Most representative HPD-OUT/IN conformations for the FL(ATP):JD system (HPD-OUT: A) and C), HPD-IN: B) and D)). The four lobes forming the sub-structures of the NBD are highlighted. The SBD is in brown. The docked inter-domain linker is in orange. The HPD tripeptide of the J-domain is depicted as magenta spheres. The JD is depicted in blue (HPD-OUT) or red (HPD-IN). See Fig. S3 for the NBD(ADP) and NBD(ATP) systems. For readability, the NBD in the rotated panels C) and D) is only colored in green.
B. Coevolutionary Analysis predicts conserved DnaK-DnaJ contacts
Statistical analysis of the covariation in multiple sequence alignments (MSAs) represents an extremely valuable approach to investigate protein structure by identifying residue-residue interactions that are evolutionarily conserved [30, 31]. Particularly, Direct Coupling Analysis (DCA) [32, 33] of paired MSAs of interacting proteins has been successfully applied to predict interfaces of protein complexes [34, 35]. The canonical matching algorithms for generating paired MSAs are based on intergenic distances and they unfortunately cannot be directly applied to Hsp70/40 interaction, due to the promiscuity and the general lack of operon structure in this family. In order to circumvent this difficulty, we adopted an alternative approach based on the generation of an ensemble of stochastically-matched MSAs. In this context, the statistical reliability of inter-residue couplings can be related to their frequency of appearance within the DCA predictions obtained from all the realizations of the MSA ensemble (see Methods for details).
Here we took advantage of the large sizes of the Hsp70/40 families (Hsp70: 20061 sequences, Hsp40: 26254 sequences, see Methods) to evaluate inter-residue evolutionary couplings between the Hsp40 JD and the Hsp70 NBD. The high degree of conservation of these domains guarantees accurate alignments and thus reliable results. This analysis identified three inter-protein residue pairs that stand out among coevolving pairs in the Hsp40 and Hsp70 families (Fig. 3A), corresponding to N187-K23, D208-K26 and T189-R19 in E.Coli DnaK and DnaJ numbering. The spatial proximity of N187/D208/T189 on the DnaK NBD, as well as the proximity between K23/K26/R19 on the JD, suggest the presence of well-defined binding patches that are evolutionary-conserved across Hsp40/70 families.
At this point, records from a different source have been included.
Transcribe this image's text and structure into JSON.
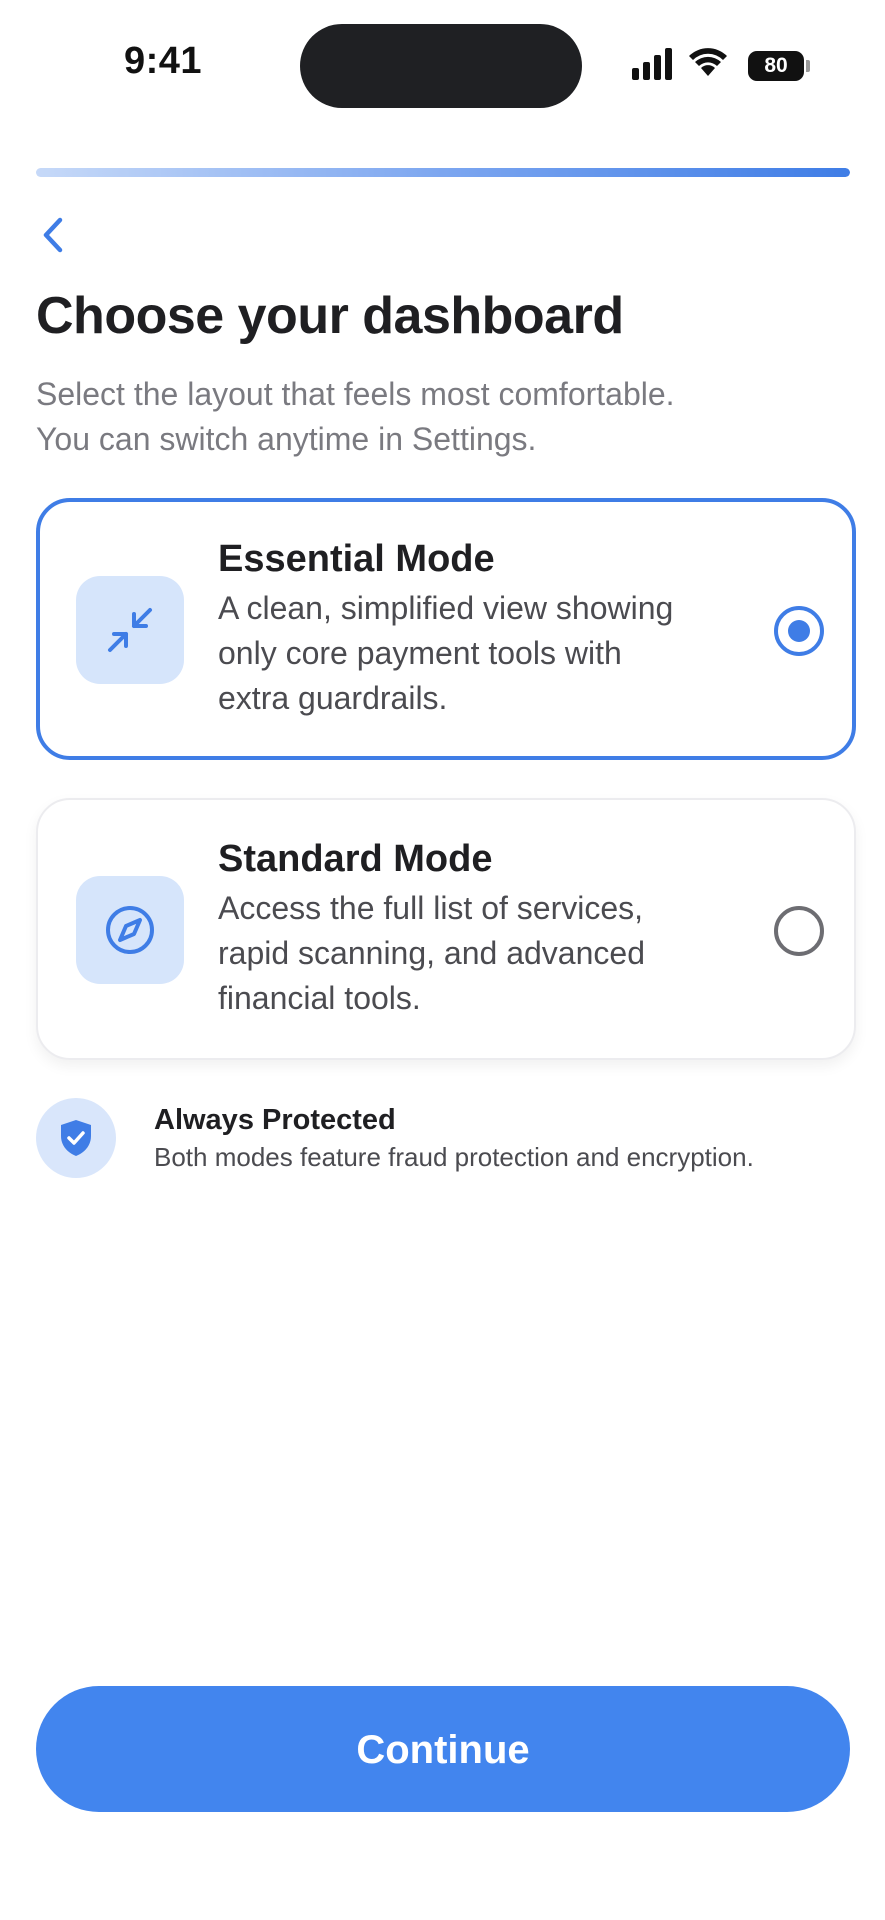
{
  "status_bar": {
    "time": "9:41",
    "battery": "80"
  },
  "onboarding": {
    "progress": 1.0
  },
  "header": {
    "title": "Choose your dashboard",
    "subtitle_line1": "Select the layout that feels most comfortable.",
    "subtitle_line2": "You can switch anytime in Settings."
  },
  "options": [
    {
      "title": "Essential Mode",
      "desc_line1": "A clean, simplified view showing",
      "desc_line2": "only core payment tools with",
      "desc_line3": "extra guardrails.",
      "icon": "arrows-collapse-icon",
      "selected": true
    },
    {
      "title": "Standard Mode",
      "desc_line1": "Access the full list of services,",
      "desc_line2": "rapid scanning, and advanced",
      "desc_line3": "financial tools.",
      "icon": "compass-icon",
      "selected": false
    }
  ],
  "protection": {
    "title": "Always Protected",
    "description": "Both modes feature fraud protection and encryption.",
    "icon": "shield-check-icon"
  },
  "footer": {
    "continue_label": "Continue"
  },
  "colors": {
    "accent": "#3f7de6",
    "button": "#4285ee",
    "icon_bg": "#d6e5fb"
  }
}
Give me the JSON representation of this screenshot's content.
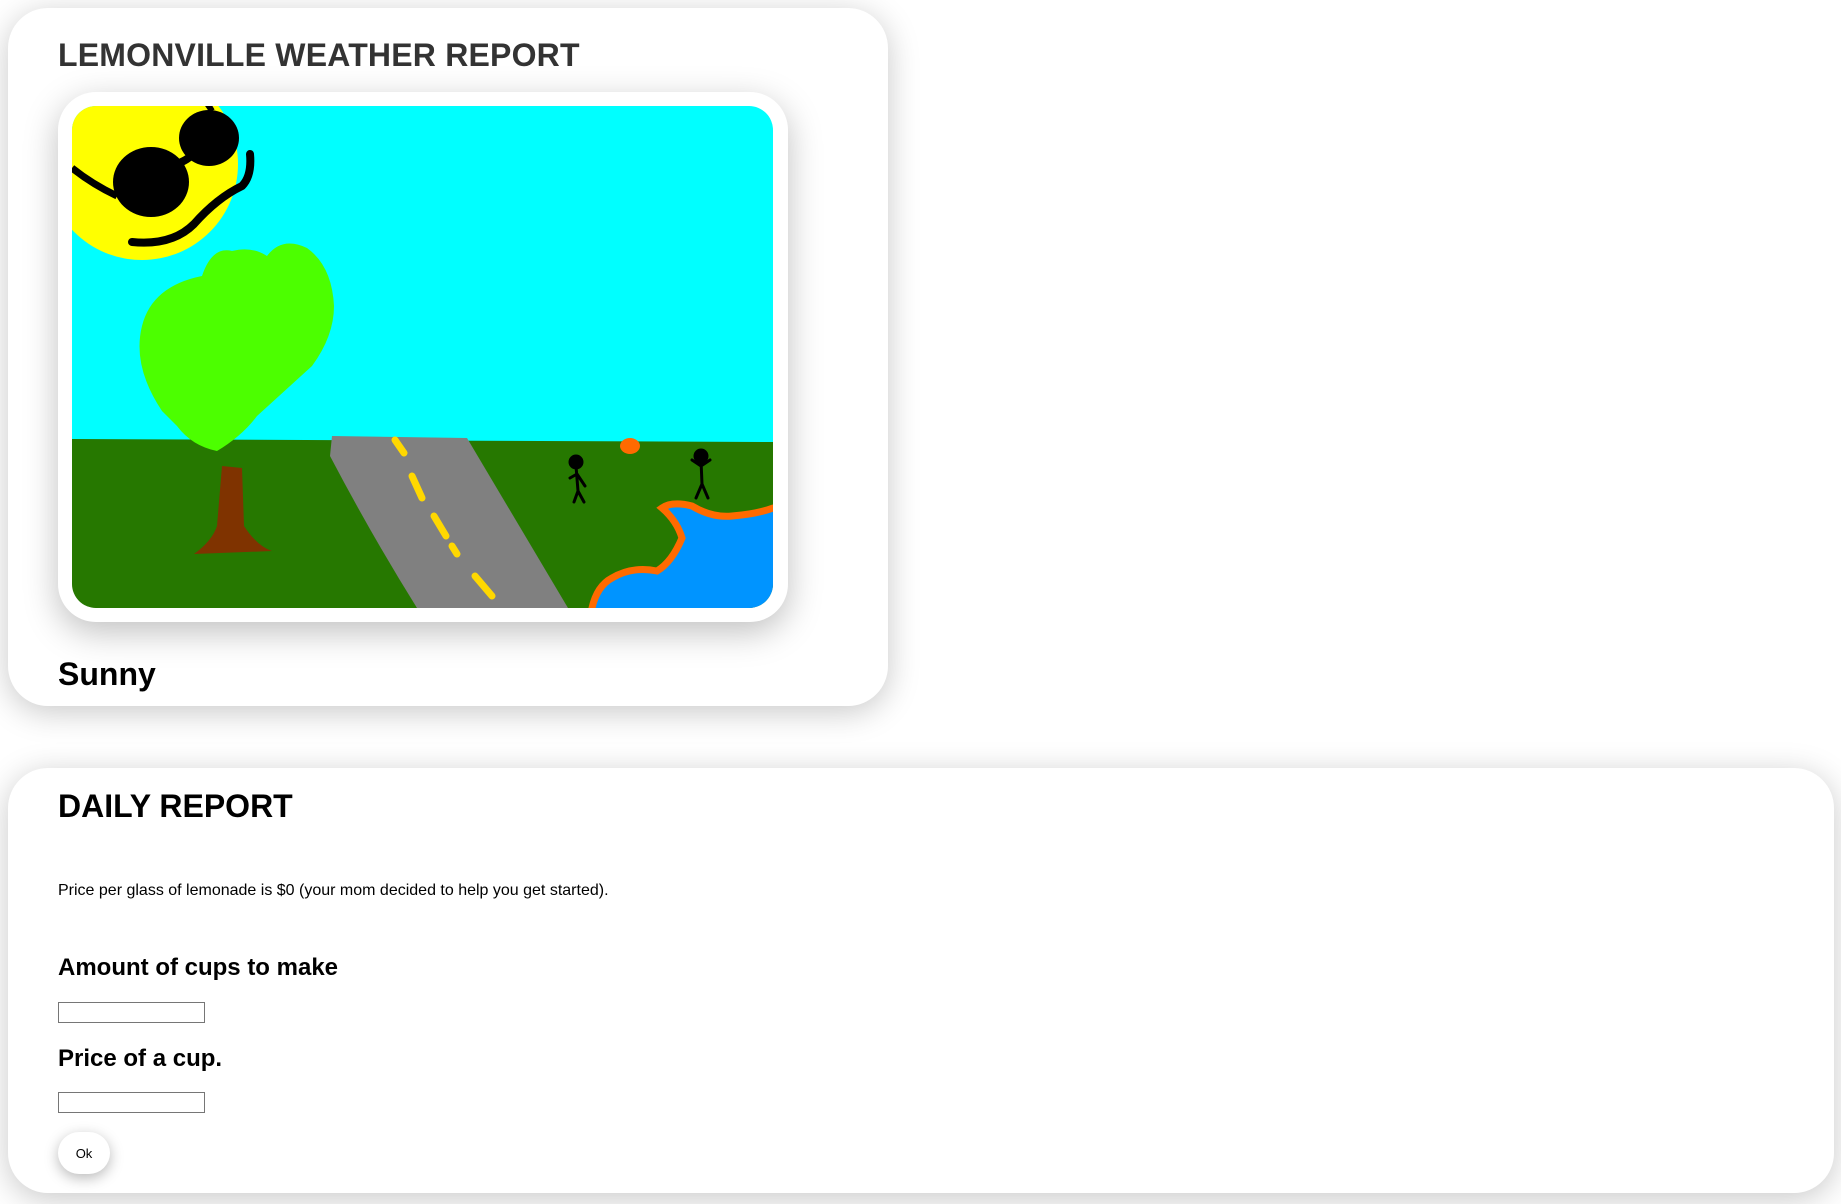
{
  "weather": {
    "title": "LEMONVILLE WEATHER REPORT",
    "condition": "Sunny",
    "illustration": {
      "colors": {
        "sky": "#00ffff",
        "grass": "#267800",
        "sun": "#ffff00",
        "sunglasses": "#000000",
        "tree_leaves": "#4cff00",
        "tree_trunk": "#7f3300",
        "road": "#808080",
        "road_lines": "#ffd800",
        "water": "#0094ff",
        "shore": "#ff6a00",
        "ball": "#ff6a00"
      }
    }
  },
  "daily_report": {
    "title": "DAILY REPORT",
    "info": "Price per glass of lemonade is $0 (your mom decided to help you get started).",
    "cups_label": "Amount of cups to make",
    "cups_value": "",
    "price_label": "Price of a cup.",
    "price_value": "",
    "ok_label": "Ok"
  }
}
A) Frequency of appearance of the coevolutionary inter-protein contacts (see Methods). The three most frequent contacts are highlighted (N187-K23 magenta, D208-K26 orange and T189-R19 blue. Numbering refers to the E.Coli DnaK-DnaJ (Uniprot IDs: DnaK P0A6Y8, DnaJ P08622)). B-C) The same three contacts represented on the HPD-OUT (blue, panel B) and HPD-IN (red, panel C) conformations of the NBD(ATP):JD complex. Coevolving residues are depicted by spheres, following the color scheme of panel A). Grey spheres represent Asp35 of the 33HPD35 motif on JD and Arg167 of the NBD.
Even more remarkably, these patches are perfectly overlapping with the binding regions predicted by CG modeling, i.e., helix II in DnaJ and a sub-region of lobe IIA in DnaK NBD. Thanks to this overall excellent agreement, DCA predictions can be used to evaluate the HPD-IN and HPD-OUT binding modes suggested by CG simulations (Fig. 3B,C). Quantitative assessment is limited here by several factors such as the difficulty of translating coevolutionary couplings into exact distance restraints, the limited resolution of the residue-based CG model and the dynamic nature of the JD/DnaK complexes. Nevertheless, while both the intermolecular conformations might be compatible with DCA predictions, the specific binding pattern predicted by coevolutionary analysis matches significantly better the JD orientation observed in HPD-IN (Fig. 3C). This conclusion can be further strengthened by the observation that the average Cα – Cα distance observed in HPD-OUT for the pair T189-R19 seems too large (> 20Å) to justify a direct interaction, and thus a strong statistical coupling between those residues.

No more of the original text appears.